Tutto ciò per creare armonia nel prodotto finito ed evitarne il degrado.
Il capitolo 22, poi, toccava un argomento del tutto diverso: vietava ai
mastri di assumere schiavi e relativi figli, perché discendenti di
"infedeli barbari". Ma qual era l'organizzazione di vendita
della produzione in Sicilia?
I manufatti venivano affidati agli "zafferanari" (venditori
ambulanti di spezie), i quali, dovendo visitare per 1'esercizio del loro
mestiere tutti i paesi dell'isola, grandi e piccoli, costituivano una
capillare rete di vendita particolarmente valida ed efficiente. Questo
secolo, che coinvolse, benché limitatamente, anche i corsi nella
lavorazione delle sfere di corallo, e caratterizzato da tre fenomeni di un
certo rilievo: Marsiglia primeggiava, oltre che nel liscio, nella
faccettatura dei grani; la Toscana aveva la sua prima " fabbrica di
corallo " a Pisa; Genova mostrava i segni premonitori del decadimento
del suo inciso oltre che del rallentamento nella produzione del liscio.

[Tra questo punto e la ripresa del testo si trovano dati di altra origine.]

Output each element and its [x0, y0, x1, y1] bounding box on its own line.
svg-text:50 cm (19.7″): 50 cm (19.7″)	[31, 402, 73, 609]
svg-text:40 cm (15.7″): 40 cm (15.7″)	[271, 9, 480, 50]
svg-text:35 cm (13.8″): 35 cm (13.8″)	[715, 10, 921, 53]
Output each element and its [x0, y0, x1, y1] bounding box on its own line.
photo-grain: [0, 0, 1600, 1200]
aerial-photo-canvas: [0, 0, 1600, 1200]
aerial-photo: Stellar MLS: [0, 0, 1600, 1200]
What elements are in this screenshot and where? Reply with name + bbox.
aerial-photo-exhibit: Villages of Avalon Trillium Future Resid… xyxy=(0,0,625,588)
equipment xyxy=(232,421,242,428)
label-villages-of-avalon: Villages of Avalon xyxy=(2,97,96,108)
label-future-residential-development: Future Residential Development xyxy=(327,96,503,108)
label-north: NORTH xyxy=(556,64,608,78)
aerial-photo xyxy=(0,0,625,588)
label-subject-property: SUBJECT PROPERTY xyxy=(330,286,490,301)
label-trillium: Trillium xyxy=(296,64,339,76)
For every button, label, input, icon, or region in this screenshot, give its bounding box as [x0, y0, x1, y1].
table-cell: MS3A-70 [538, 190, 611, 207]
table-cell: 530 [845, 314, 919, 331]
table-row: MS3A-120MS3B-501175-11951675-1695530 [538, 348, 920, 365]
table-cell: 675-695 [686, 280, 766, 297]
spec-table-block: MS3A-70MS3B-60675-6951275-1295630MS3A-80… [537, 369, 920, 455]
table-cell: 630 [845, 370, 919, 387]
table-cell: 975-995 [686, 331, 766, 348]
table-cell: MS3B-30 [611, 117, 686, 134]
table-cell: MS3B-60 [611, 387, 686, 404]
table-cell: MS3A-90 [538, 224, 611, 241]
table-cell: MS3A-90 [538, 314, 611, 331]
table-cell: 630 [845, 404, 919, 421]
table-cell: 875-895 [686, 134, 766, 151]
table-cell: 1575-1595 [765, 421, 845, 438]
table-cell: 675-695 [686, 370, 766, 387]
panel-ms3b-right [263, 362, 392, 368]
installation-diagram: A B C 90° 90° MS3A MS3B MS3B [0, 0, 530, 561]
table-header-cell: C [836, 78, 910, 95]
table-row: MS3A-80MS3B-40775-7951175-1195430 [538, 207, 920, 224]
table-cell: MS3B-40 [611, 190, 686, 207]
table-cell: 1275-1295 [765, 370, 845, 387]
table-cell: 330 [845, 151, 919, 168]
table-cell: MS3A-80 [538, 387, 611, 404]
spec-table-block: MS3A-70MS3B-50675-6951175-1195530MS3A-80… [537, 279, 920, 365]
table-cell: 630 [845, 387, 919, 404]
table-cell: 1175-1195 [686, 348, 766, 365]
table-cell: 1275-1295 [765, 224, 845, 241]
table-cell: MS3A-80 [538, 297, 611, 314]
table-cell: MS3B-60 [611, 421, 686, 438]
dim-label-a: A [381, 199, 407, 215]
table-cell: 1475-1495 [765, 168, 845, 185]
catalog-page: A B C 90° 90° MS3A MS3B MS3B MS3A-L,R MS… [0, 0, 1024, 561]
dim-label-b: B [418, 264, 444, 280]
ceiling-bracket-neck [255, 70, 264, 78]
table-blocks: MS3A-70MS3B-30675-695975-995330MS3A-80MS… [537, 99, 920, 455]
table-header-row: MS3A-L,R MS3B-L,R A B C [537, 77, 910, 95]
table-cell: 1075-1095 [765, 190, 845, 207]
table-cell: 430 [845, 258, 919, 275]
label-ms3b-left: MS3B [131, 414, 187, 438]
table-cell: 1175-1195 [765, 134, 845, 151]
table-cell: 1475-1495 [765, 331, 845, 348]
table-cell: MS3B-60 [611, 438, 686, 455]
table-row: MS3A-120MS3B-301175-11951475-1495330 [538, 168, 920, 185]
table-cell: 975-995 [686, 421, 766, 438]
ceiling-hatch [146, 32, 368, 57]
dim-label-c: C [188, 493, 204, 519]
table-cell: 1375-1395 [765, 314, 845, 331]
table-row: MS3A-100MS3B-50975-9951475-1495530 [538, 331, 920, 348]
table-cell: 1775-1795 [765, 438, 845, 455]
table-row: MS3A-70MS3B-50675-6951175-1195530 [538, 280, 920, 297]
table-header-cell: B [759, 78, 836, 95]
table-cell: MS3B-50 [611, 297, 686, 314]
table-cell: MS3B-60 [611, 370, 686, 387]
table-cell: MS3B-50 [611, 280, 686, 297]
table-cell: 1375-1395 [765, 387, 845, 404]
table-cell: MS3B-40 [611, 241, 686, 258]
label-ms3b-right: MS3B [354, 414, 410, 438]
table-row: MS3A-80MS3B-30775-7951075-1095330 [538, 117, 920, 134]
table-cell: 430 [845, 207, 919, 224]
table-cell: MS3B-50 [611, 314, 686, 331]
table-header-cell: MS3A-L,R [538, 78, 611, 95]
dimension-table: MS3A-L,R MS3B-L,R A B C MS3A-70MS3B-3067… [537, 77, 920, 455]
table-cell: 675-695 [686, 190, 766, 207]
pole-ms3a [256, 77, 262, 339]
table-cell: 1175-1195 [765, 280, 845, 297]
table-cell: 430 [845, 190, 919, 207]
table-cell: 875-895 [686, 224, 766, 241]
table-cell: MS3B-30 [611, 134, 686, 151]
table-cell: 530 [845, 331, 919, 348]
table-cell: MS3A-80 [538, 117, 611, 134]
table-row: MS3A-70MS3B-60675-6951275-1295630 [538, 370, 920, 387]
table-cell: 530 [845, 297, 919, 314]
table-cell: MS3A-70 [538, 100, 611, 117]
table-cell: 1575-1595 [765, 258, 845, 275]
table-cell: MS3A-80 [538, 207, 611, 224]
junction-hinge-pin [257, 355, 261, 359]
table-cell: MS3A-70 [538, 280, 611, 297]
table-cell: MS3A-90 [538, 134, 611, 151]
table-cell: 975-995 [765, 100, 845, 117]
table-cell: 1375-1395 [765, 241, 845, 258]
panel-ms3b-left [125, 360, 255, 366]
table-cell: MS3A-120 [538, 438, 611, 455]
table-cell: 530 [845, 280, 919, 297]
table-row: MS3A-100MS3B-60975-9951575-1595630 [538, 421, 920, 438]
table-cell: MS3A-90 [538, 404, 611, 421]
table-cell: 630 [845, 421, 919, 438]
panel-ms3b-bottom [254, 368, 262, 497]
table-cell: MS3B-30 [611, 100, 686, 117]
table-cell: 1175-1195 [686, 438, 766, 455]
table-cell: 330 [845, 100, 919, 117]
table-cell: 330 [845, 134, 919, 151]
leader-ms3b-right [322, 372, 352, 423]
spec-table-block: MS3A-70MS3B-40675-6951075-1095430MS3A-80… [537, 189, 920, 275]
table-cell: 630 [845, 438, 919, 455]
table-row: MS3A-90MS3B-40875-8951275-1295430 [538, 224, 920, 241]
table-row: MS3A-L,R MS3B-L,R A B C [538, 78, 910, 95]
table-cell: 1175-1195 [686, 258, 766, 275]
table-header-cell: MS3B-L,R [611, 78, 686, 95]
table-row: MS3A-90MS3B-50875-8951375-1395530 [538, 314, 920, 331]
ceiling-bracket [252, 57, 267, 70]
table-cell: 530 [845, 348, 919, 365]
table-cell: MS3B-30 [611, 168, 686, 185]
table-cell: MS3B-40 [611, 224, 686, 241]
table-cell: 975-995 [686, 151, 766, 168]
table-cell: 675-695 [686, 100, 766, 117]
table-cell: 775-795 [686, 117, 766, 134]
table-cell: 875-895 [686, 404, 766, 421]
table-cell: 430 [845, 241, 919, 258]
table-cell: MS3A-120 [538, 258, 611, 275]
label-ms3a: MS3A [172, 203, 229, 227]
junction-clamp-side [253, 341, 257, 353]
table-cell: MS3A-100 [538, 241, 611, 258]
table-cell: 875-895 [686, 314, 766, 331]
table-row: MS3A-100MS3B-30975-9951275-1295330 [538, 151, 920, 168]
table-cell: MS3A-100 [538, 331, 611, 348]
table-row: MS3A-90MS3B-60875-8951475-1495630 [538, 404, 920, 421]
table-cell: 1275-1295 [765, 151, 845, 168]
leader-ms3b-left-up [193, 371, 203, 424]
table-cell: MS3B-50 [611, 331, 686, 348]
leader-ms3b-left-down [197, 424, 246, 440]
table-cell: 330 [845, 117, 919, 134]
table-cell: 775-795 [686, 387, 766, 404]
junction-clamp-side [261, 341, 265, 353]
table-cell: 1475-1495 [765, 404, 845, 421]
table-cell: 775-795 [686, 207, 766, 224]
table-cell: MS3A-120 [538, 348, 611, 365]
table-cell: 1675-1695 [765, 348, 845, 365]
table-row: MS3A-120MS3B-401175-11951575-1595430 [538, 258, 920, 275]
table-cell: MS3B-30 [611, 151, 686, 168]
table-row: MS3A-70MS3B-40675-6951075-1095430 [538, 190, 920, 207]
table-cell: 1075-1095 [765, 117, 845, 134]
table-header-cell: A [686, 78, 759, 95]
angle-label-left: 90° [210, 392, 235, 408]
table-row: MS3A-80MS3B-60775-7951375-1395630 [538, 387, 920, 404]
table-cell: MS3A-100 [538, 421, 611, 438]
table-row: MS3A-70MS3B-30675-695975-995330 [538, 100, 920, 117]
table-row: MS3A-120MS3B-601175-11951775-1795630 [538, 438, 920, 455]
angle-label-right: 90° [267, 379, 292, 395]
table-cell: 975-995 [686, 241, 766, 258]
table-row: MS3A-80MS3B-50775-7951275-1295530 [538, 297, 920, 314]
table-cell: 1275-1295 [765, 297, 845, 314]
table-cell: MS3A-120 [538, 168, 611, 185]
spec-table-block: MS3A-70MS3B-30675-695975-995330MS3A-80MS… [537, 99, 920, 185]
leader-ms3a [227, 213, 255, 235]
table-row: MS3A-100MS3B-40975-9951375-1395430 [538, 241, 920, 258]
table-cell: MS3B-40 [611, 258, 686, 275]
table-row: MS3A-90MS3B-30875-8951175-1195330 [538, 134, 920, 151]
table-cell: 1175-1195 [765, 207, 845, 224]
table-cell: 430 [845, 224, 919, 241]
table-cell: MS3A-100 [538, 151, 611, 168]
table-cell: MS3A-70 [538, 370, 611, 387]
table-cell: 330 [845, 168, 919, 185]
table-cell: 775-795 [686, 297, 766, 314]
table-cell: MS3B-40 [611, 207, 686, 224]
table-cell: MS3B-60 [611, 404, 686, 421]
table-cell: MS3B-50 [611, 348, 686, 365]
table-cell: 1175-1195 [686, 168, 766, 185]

A determinare la prossima fine dell'attività in questa città furono
alcuni fattori risalenti agli inizi del secolo stesso. La morte di Filippo
Santacroce, avvenuta nel 1606, dette un brutto colpo alla lavorazione
artistica; la tassazione molto pesante, le discordie nella categoria dei
"corallatori", tra "artifices " e " mercatores
", nonché la nascente concorrenza toscana, furono pero le cause
determinanti. Nel 1603, infatti, alcune famiglie di operai genovesi,
capeggiate da quella del maestro Giovanni Boccardo, si trasferirono a
Pisa, attrattivi da quel Granducato che offriva vantaggi fiscali molto
interessanti, e vi impiantarono la prima fabbrica. In Toscana, comunque,
il corallo non era del tutto nuovo, avendo voluto gia Cosimo de' Medici
alcuni trapanesi presso la sua Corte.